If you like the results, you could print peeling paint "wallpaper" and cement it to wood or styrene sub-walls. If you don't like the results, well, whaddaya expect for free?



Hi Russ, very interesting to read and see the pictures, even if I will never build like that myself in 1:22.5.
Regards Helmut
the journey is the goal


More excellent work from your bench, Russ. Your precision is expected, as always, and you deliver yet again.


Russ your results are outstanding. I've been wanting to try this technique, but have no experience with any photo editing software. I'm sure I missed it but what kind of printer are you using?


Bill Gill

Russ, Good looking garage. No need to clutter the walls with multiple signs.
Nifty technique using the fill bucket to create peeling paint. I'll remember that.
How do you color thin cut edges?

There's a guy in England constructing N scale buildings out of cereal box paperboard, adhesive backed labels and clear plastic from packages. Some are fairly elaborate and may give you a few ideas:



Thanks, Helmut, Craig, Bill, Paul, and Stuart. I realize I'm something of a maverick by building models in such a bizarre way but it's so much easier for me than to use wood or styrene and to use Affinity Photo or, previously, Photoshop and an inkjet printer instead of paints, stains, and an airbrush.
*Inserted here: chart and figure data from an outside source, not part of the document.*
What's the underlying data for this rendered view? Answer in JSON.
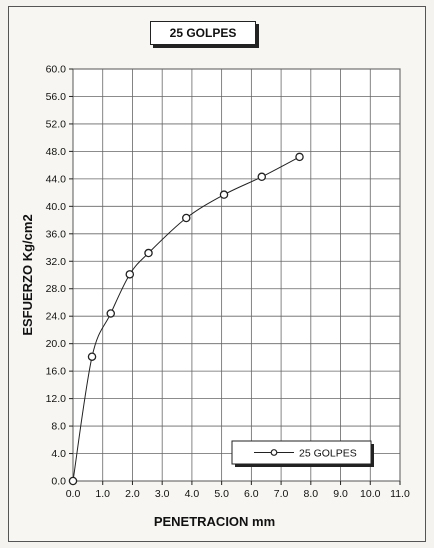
{
  "chart_data": {
    "type": "line",
    "title": "25 GOLPES",
    "xlabel": "PENETRACION mm",
    "ylabel": "ESFUERZO Kg/cm2",
    "xlim": [
      0,
      11
    ],
    "ylim": [
      0,
      60
    ],
    "x_ticks": [
      "0.0",
      "1.0",
      "2.0",
      "3.0",
      "4.0",
      "5.0",
      "6.0",
      "7.0",
      "8.0",
      "9.0",
      "10.0",
      "11.0"
    ],
    "y_ticks": [
      "0.0",
      "4.0",
      "8.0",
      "12.0",
      "16.0",
      "20.0",
      "24.0",
      "28.0",
      "32.0",
      "36.0",
      "40.0",
      "44.0",
      "48.0",
      "52.0",
      "56.0",
      "60.0"
    ],
    "grid": true,
    "legend_position": "bottom-right",
    "series": [
      {
        "name": "25 GOLPES",
        "color": "#222222",
        "marker": "open-circle",
        "x": [
          0.0,
          0.64,
          1.27,
          1.91,
          2.54,
          3.81,
          5.08,
          6.35,
          7.62
        ],
        "y": [
          0.0,
          18.1,
          24.4,
          30.1,
          33.2,
          38.3,
          41.7,
          44.3,
          47.2
        ]
      }
    ]
  }
}
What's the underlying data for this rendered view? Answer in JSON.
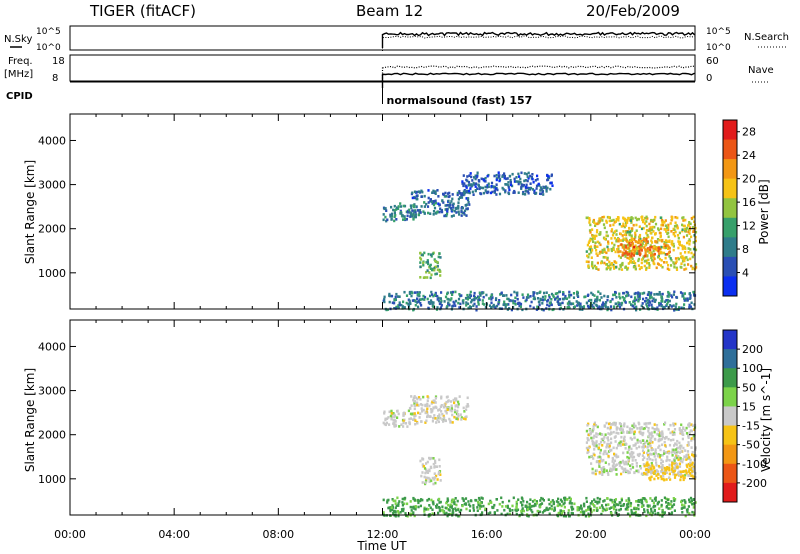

It also offers a real advantage: I can match any specific kind of wood I can find in a photo--and print it to scale--instead of being stuck with the generic appearance of stained basswood.

Paul, my printer is an Epson P400 photo printer but their better office printers cost less and should produce the same results. Years ago I met the guy who started Paper Creek Models, George Taylor, as he was about to launch his business and was finalizing his first kits. His results seriously impressed me and, when he told me he was using Photoshop and an Epson home/office printer, something similar to today's XP-5200, to achieve those results I whizzed home and started devising ways to create my own artwork.

When I was publishing, I spent so much time with Photoshop and the computer that I had no time to learn all the new painting and weathering techniques guys like Chuck Doan were perfecting. I was able to get decent results with Photoshop in a fraction of the time so I used the tools I already was familiar with. It became a hobby within a hobby and I love seeing a 2-D photo evolve into a 3-D model.

Bill, I use whatever works to color the cut edges. So far the cool gray artist markers I've been using for most edges haven't faded (as you warned me they might) but I've also used colored pencils, pastel chalks, and paint when I have to match a less "generic" edge.



Your auto repair garage reminds me of an abandoned Sinclair station in Elberta, Utah.